I’m torn walking to Genevieve’s.

I’m overthinking everything. Why am I not running? If I really want this, I should be running, or at least jogging, in the interest of saving some energy. But if I don’t want to do this, I should be dragging my feet and flipping around to go home before I reach her door. Maybe I’m playing it cool by just walking there, not too eager, not thinking too highly of this completely monumental rite of passage to manhood. Here I am, a lanky kid with a chipped tooth and first chest hairs, and somebody wants to do this with me. And not just anyone. It’s Genevieve: my artist girlfriend who laughs at all my unfunny jokes and doesn’t abandon me during anything-but-fun times.

I step into this corner store, Sherman’s Deli, and pick up a little something for her since it feels like a dick move to take a girl’s virginity without some kind of present. Skinny-Dave says flowers are the perfect deflowering gift, so if that’s what he thinks, it’s gotta be the wrong move.

As I approach Genevieve’s door and knock, I look down at my crotch and say, “You better do what you were made to do. So help me God, I will ruin you if you don’t. I will absolutely massacre you. Okay, Aaron, stop talking to your dick. And yourself.”

Genevieve opens the door in a sleeveless yellow shirt and bedroom eyes. “Good conversation with your dick?”

“Not nearly as deep as I would’ve liked it to be.” I lean forward and kiss her. “I’m a little early so if you need a few more minutes with your other boyfriend I can wait out here.”

“Get in here before we break up again.”

“You wouldn’t dare.”

She starts closing the door.

“Wait, wait.” I reach into my pocket and pull out a pack of Skittles.

“You’re the best.”

I shrug. “It seemed weird to come empty-handed.”

Genevieve grabs my hand and drags me inside. The apartment smells of the huckleberry candles her mother gave her and also of hot paint, probably Genevieve mixing up a shade she couldn’t find inside of a Home Depot.

After my dad passed, I spent a lot of time on that living room couch crying into Genevieve’s lap. She promised things would eventually be okay. Her promise actually carried weight since she lost a parent too — versus my friends, who consoled me with pats on the back and awkward glances.

Genevieve is the reason things got better.

Colorful paintings line the hallway walls. There are canvases of alive gardens, circuses where clowns watch ordinary people do tricks, glowing cities below a deep black sea, clay towers melting underneath a harsh sun, and so much more. Her father doesn’t say much about her art, but her mother always bragged about how Genevieve painted rainbows in their proper order before she was old enough to spell her own name.

Creepy china dolls crowd a mail-littered table with a dish for keys. A brochure with Genevieve’s name catches my eye. “What’s this?” I ask, looking at the cabin on the cover.

“Nothing.”

“Nothing is nothing, Gen.” I open the booklet. “An art resort in New Orleans?”

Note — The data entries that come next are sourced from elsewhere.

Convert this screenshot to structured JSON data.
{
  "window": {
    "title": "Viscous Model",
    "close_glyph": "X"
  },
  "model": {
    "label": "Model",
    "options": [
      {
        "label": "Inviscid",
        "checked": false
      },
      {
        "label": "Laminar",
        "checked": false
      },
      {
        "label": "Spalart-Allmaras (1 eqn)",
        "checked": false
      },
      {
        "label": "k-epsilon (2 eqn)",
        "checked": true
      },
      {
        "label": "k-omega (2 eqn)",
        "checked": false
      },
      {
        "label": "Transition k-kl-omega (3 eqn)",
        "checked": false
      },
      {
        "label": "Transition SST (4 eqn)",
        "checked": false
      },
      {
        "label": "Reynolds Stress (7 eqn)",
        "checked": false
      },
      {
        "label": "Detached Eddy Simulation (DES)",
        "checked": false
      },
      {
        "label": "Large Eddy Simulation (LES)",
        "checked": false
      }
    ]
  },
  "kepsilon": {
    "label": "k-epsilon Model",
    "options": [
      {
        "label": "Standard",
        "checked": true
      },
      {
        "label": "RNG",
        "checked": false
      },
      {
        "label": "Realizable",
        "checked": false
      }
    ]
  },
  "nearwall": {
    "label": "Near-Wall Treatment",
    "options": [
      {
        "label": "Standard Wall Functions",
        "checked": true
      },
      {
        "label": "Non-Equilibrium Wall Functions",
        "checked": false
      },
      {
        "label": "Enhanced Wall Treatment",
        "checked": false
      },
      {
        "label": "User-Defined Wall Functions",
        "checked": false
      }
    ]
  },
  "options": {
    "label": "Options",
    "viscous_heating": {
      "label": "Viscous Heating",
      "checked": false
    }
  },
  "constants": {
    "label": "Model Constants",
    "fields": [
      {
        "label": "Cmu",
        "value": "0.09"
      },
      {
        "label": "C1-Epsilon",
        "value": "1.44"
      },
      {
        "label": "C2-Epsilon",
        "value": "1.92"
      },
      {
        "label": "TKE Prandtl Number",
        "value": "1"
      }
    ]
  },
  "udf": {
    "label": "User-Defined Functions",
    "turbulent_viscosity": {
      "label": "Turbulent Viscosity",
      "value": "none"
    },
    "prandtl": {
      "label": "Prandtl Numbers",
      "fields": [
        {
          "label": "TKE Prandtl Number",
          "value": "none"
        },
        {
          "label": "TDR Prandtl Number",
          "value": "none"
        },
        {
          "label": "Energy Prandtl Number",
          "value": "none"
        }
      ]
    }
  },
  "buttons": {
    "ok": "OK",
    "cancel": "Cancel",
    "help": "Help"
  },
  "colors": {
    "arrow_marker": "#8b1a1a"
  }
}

“Yeah. It’s a three-week stay out in the woods working on art with zero distractions. I thought it could be a good space for me to maybe finally finish something but…” Genevieve gives me this sad smile and I hate myself.

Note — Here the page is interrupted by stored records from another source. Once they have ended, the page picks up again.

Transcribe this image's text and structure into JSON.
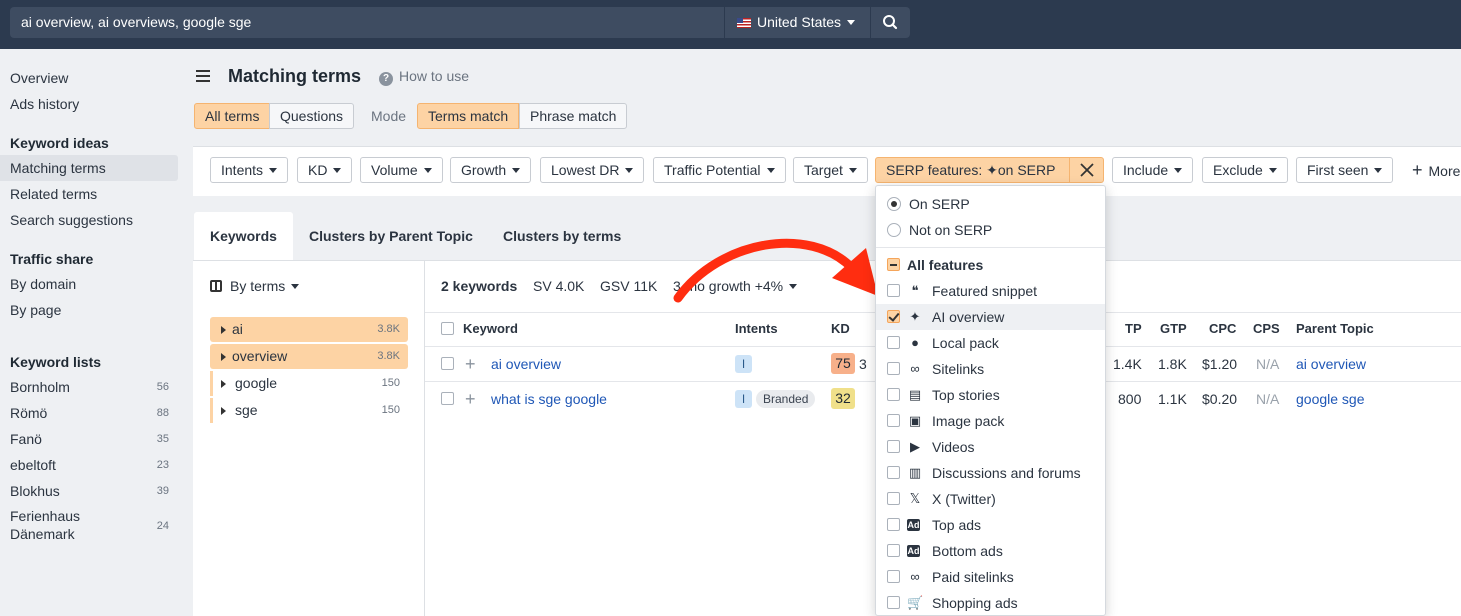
{
  "topbar": {
    "search_value": "ai overview, ai overviews, google sge",
    "country": "United States",
    "search_icon": "search-icon"
  },
  "sidebar": {
    "top_items": [
      "Overview",
      "Ads history"
    ],
    "keyword_ideas_title": "Keyword ideas",
    "keyword_ideas": [
      "Matching terms",
      "Related terms",
      "Search suggestions"
    ],
    "traffic_share_title": "Traffic share",
    "traffic_share": [
      "By domain",
      "By page"
    ],
    "keyword_lists_title": "Keyword lists",
    "keyword_lists": [
      {
        "name": "Bornholm",
        "count": "56"
      },
      {
        "name": "Römö",
        "count": "88"
      },
      {
        "name": "Fanö",
        "count": "35"
      },
      {
        "name": "ebeltoft",
        "count": "23"
      },
      {
        "name": "Blokhus",
        "count": "39"
      },
      {
        "name": "Ferienhaus",
        "name2": "Dänemark",
        "count": "24"
      }
    ]
  },
  "header": {
    "title": "Matching terms",
    "help": "How to use",
    "terms_toggle": [
      "All terms",
      "Questions"
    ],
    "mode_label": "Mode",
    "mode_toggle": [
      "Terms match",
      "Phrase match"
    ]
  },
  "filters": {
    "buttons": [
      "Intents",
      "KD",
      "Volume",
      "Growth",
      "Lowest DR",
      "Traffic Potential",
      "Target"
    ],
    "serp_label_a": "SERP features:",
    "serp_label_b": "on SERP",
    "buttons2": [
      "Include",
      "Exclude",
      "First seen"
    ],
    "more": "More"
  },
  "tabs": [
    "Keywords",
    "Clusters by Parent Topic",
    "Clusters by terms"
  ],
  "terms_panel": {
    "by_terms": "By terms",
    "terms": [
      {
        "label": "ai",
        "count": "3.8K",
        "selected": true
      },
      {
        "label": "overview",
        "count": "3.8K",
        "selected": true
      },
      {
        "label": "google",
        "count": "150",
        "selected": false
      },
      {
        "label": "sge",
        "count": "150",
        "selected": false
      }
    ]
  },
  "summary": {
    "keywords": "2 keywords",
    "sv": "SV 4.0K",
    "gsv": "GSV 11K",
    "growth": "3-mo growth +4%"
  },
  "table": {
    "headers": {
      "keyword": "Keyword",
      "intents": "Intents",
      "kd": "KD",
      "tp": "TP",
      "gtp": "GTP",
      "cpc": "CPC",
      "cps": "CPS",
      "parent": "Parent Topic"
    },
    "rows": [
      {
        "keyword": "ai overview",
        "intent": "I",
        "branded": "",
        "kd": "75",
        "kd_color": "#f7b08a",
        "vol_partial": "3",
        "tp": "1.4K",
        "gtp": "1.8K",
        "cpc": "$1.20",
        "cps": "N/A",
        "parent": "ai overview"
      },
      {
        "keyword": "what is sge google",
        "intent": "I",
        "branded": "Branded",
        "kd": "32",
        "kd_color": "#f0e08a",
        "vol_partial": "",
        "tp": "800",
        "gtp": "1.1K",
        "cpc": "$0.20",
        "cps": "N/A",
        "parent": "google sge"
      }
    ]
  },
  "dropdown": {
    "radio": [
      {
        "label": "On SERP",
        "selected": true
      },
      {
        "label": "Not on SERP",
        "selected": false
      }
    ],
    "all_features": "All features",
    "features": [
      {
        "label": "Featured snippet",
        "icon": "quote-icon",
        "glyph": "❝",
        "checked": false
      },
      {
        "label": "AI overview",
        "icon": "sparkle-icon",
        "glyph": "✦",
        "checked": true
      },
      {
        "label": "Local pack",
        "icon": "map-pin-icon",
        "glyph": "●",
        "checked": false
      },
      {
        "label": "Sitelinks",
        "icon": "link-icon",
        "glyph": "∞",
        "checked": false
      },
      {
        "label": "Top stories",
        "icon": "news-icon",
        "glyph": "▤",
        "checked": false
      },
      {
        "label": "Image pack",
        "icon": "image-icon",
        "glyph": "▣",
        "checked": false
      },
      {
        "label": "Videos",
        "icon": "video-icon",
        "glyph": "▶",
        "checked": false
      },
      {
        "label": "Discussions and forums",
        "icon": "chat-icon",
        "glyph": "▥",
        "checked": false
      },
      {
        "label": "X (Twitter)",
        "icon": "x-icon",
        "glyph": "𝕏",
        "checked": false
      },
      {
        "label": "Top ads",
        "icon": "ad-icon",
        "glyph": "Ad",
        "checked": false
      },
      {
        "label": "Bottom ads",
        "icon": "ad-icon",
        "glyph": "Ad",
        "checked": false
      },
      {
        "label": "Paid sitelinks",
        "icon": "link-icon",
        "glyph": "∞",
        "checked": false
      },
      {
        "label": "Shopping ads",
        "icon": "cart-icon",
        "glyph": "🛒",
        "checked": false
      }
    ]
  },
  "colors": {
    "topbar": "#2c3a4f",
    "accent": "#fdd3a4",
    "link": "#1f57b6",
    "arrow": "#ff2d10"
  }
}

“But you couldn’t trust your dumb-idiot boyfriend to be alone.” I hand her the brochure. “I’m done holding you back. If you don’t go, make sure it’s because you want to have sex all summer.”

Genevieve flings the brochure back on the table. “I should probably make sure it’s worth staying for first, right?” She winks and walks deeper down the hall, vanishing into the living room.

This apartment was so confusing my first time here that I walked in on her father comparing blueprints for a new mall he’s assisting with. Yeah, he has an office in his apartment, and meanwhile I share a living room with my brother and am limited to masturbating in my bathroom. Life sucks that way.

The scent of huckleberry grows stronger as I step inside her bedroom. I see the two candles sitting on top of her bureau, the only source of light in a room dark with unfinished paintings and two sixteen-year-olds about to grow up. Her bed is made with deep blue covers. Genevieve looks like she’s sitting in the middle of the ocean. I drop my bag and push the door closed behind me.

This is it.

“We don’t have to do this if you don’t want to,” Genevieve says. Seems very role-reversal based on all the bad TV I’ve watched, but sweet of her to offer. Or not offer.